Another game-changing decision by UC to improve the quality of customer experience was eliminating the middleman—a dreaded spoke in the wheel for anyone doing business in this country. They began working directly with service providers and training them.
“Throughout our journey, we have taken such calls where we have chosen depth over breadth, quality over quantity,” says Raghav Chandra, co-founder of UC. They opted out of everything they could not excel at.
Like Accel, several of the company’s investors helped them decide which services to discontinue. Besides the degree of standardisation possible, a service was also retained or discarded based on its frequency of use—for example, a salon service needed once a month was to be retained, while a wedding photography service needed maybe once a year was to be thrown out of the window. The founders resisted Marie Kondo-ing their portfolio.
“We were stubborn for a long time. We were like ‘no, the other part (the non-standardised service vertical) is also working and that we’ll make it work and that we are (working) hard at it’,” remembers Khaitan with a laugh. But difficult decisions had to be taken and Bagchi’s services as yoga instructor were no longer offered by UC’s platform. That said, Bagchi did get a headstart in a profession of his choice and had developed a clientele by the time UC ‘scaled down’.

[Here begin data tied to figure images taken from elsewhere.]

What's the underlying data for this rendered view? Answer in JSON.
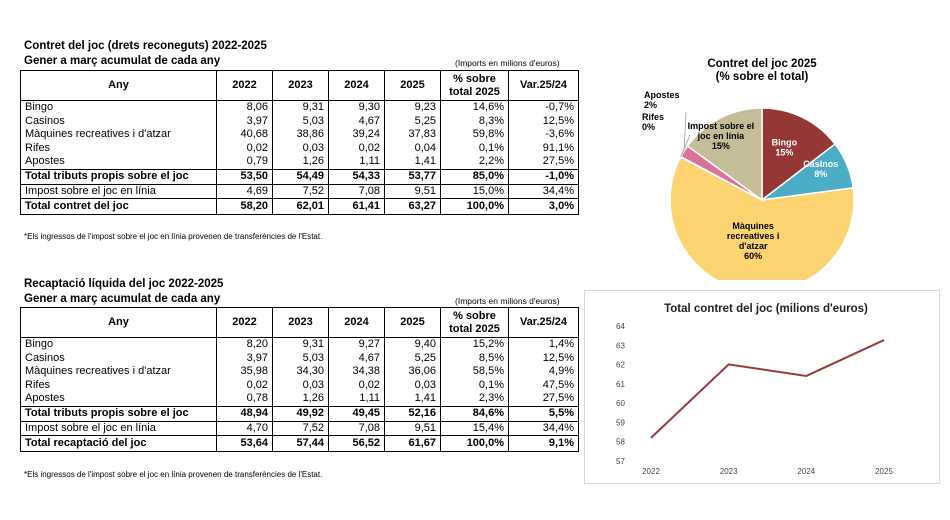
{
  "table1": {
    "title": "Contret del joc (drets reconeguts) 2022-2025",
    "subtitle": "Gener a març acumulat de cada any",
    "units": "(Imports en milions d'euros)",
    "headers": [
      "Any",
      "2022",
      "2023",
      "2024",
      "2025",
      "% sobre total 2025",
      "Var.25/24"
    ],
    "rows": [
      {
        "label": "Bingo",
        "v": [
          "8,06",
          "9,31",
          "9,30",
          "9,23"
        ],
        "pct": "14,6%",
        "var": "-0,7%"
      },
      {
        "label": "Casinos",
        "v": [
          "3,97",
          "5,03",
          "4,67",
          "5,25"
        ],
        "pct": "8,3%",
        "var": "12,5%"
      },
      {
        "label": "Màquines recreatives i d'atzar",
        "v": [
          "40,68",
          "38,86",
          "39,24",
          "37,83"
        ],
        "pct": "59,8%",
        "var": "-3,6%"
      },
      {
        "label": "Rifes",
        "v": [
          "0,02",
          "0,03",
          "0,02",
          "0,04"
        ],
        "pct": "0,1%",
        "var": "91,1%"
      },
      {
        "label": "Apostes",
        "v": [
          "0,79",
          "1,26",
          "1,11",
          "1,41"
        ],
        "pct": "2,2%",
        "var": "27,5%"
      },
      {
        "label": "Total tributs propis sobre el joc",
        "v": [
          "53,50",
          "54,49",
          "54,33",
          "53,77"
        ],
        "pct": "85,0%",
        "var": "-1,0%"
      },
      {
        "label": "Impost sobre el joc en línia",
        "v": [
          "4,69",
          "7,52",
          "7,08",
          "9,51"
        ],
        "pct": "15,0%",
        "var": "34,4%"
      },
      {
        "label": "Total contret del joc",
        "v": [
          "58,20",
          "62,01",
          "61,41",
          "63,27"
        ],
        "pct": "100,0%",
        "var": "3,0%"
      }
    ],
    "note": "*Els ingressos de l'impost sobre el joc en línia provenen de transferències de l'Estat."
  },
  "table2": {
    "title": "Recaptació líquida del joc 2022-2025",
    "subtitle": "Gener a març acumulat de cada any",
    "units": "(Imports en milions d'euros)",
    "headers": [
      "Any",
      "2022",
      "2023",
      "2024",
      "2025",
      "% sobre total 2025",
      "Var.25/24"
    ],
    "rows": [
      {
        "label": "Bingo",
        "v": [
          "8,20",
          "9,31",
          "9,27",
          "9,40"
        ],
        "pct": "15,2%",
        "var": "1,4%"
      },
      {
        "label": "Casinos",
        "v": [
          "3,97",
          "5,03",
          "4,67",
          "5,25"
        ],
        "pct": "8,5%",
        "var": "12,5%"
      },
      {
        "label": "Màquines recreatives i d'atzar",
        "v": [
          "35,98",
          "34,30",
          "34,38",
          "36,06"
        ],
        "pct": "58,5%",
        "var": "4,9%"
      },
      {
        "label": "Rifes",
        "v": [
          "0,02",
          "0,03",
          "0,02",
          "0,03"
        ],
        "pct": "0,1%",
        "var": "47,5%"
      },
      {
        "label": "Apostes",
        "v": [
          "0,78",
          "1,26",
          "1,11",
          "1,41"
        ],
        "pct": "2,3%",
        "var": "27,5%"
      },
      {
        "label": "Total tributs propis sobre el joc",
        "v": [
          "48,94",
          "49,92",
          "49,45",
          "52,16"
        ],
        "pct": "84,6%",
        "var": "5,5%"
      },
      {
        "label": "Impost sobre el joc en línia",
        "v": [
          "4,70",
          "7,52",
          "7,08",
          "9,51"
        ],
        "pct": "15,4%",
        "var": "34,4%"
      },
      {
        "label": "Total recaptació del joc",
        "v": [
          "53,64",
          "57,44",
          "56,52",
          "61,67"
        ],
        "pct": "100,0%",
        "var": "9,1%"
      }
    ],
    "note": "*Els ingressos de l'impost sobre el joc en línia provenen de transferències de l'Estat."
  },
  "chart_data": [
    {
      "type": "pie",
      "title": "Contret del joc 2025",
      "subtitle": "(% sobre el total)",
      "slices": [
        {
          "label": "Bingo",
          "pct_label": "15%",
          "value": 14.6,
          "color": "#953735"
        },
        {
          "label": "Casinos",
          "pct_label": "8%",
          "value": 8.3,
          "color": "#4bacc6"
        },
        {
          "label": "Màquines recreatives i d'atzar",
          "pct_label": "60%",
          "value": 59.8,
          "color": "#fcd472"
        },
        {
          "label": "Rifes",
          "pct_label": "0%",
          "value": 0.1,
          "color": "#f2dcdb"
        },
        {
          "label": "Apostes",
          "pct_label": "2%",
          "value": 2.2,
          "color": "#d9739a"
        },
        {
          "label": "Impost sobre el joc en línia",
          "pct_label": "15%",
          "value": 15.0,
          "color": "#c4bd97"
        }
      ]
    },
    {
      "type": "line",
      "title": "Total contret del joc (milions d'euros)",
      "x": [
        "2022",
        "2023",
        "2024",
        "2025"
      ],
      "series": [
        {
          "name": "Total contret del joc",
          "values": [
            58.2,
            62.01,
            61.41,
            63.27
          ],
          "color": "#9b3a38"
        }
      ],
      "ylim": [
        57,
        64
      ],
      "yticks": [
        "57",
        "58",
        "59",
        "60",
        "61",
        "62",
        "63",
        "64"
      ],
      "grid": false
    }
  ]
}
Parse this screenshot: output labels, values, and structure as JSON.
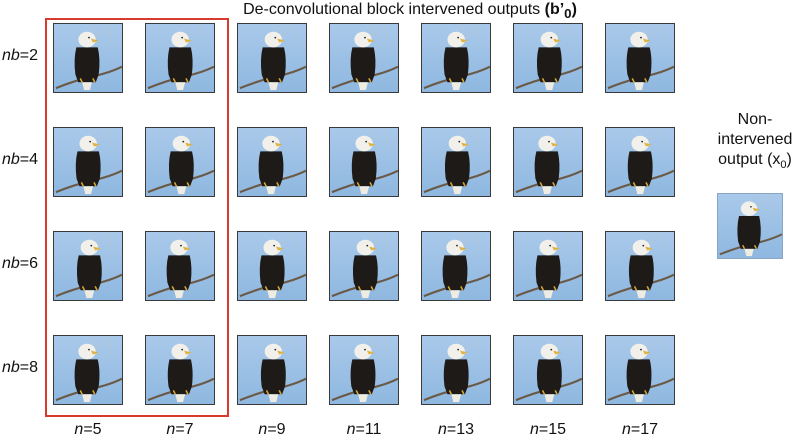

Around the time UC launched in 2014, the idea of disrupting the home services market with technology was already being discussed. Over the years, when Housejoy and Joe Hukum failed to scale up their home services business, and Dunzo shut its corresponding vertical, UC survived and thrived. While others changed course—Housejoy moved into the construction business, Joe Hukum began making chatbots for businesses and Dunzo put all its energy into making local deliveries—UC held its ground by realising quickly the folly of spreading itself too thin and taking corrective action.
Khaitan does not make too much of it. He knows mistakes are easily made and that they are not easy to solve for a sector characterised by a trust deficit. “In hindsight, you can call it a mistake but, even if I had to do it again, I would probably do it the same way because there was no other way to know,” he says.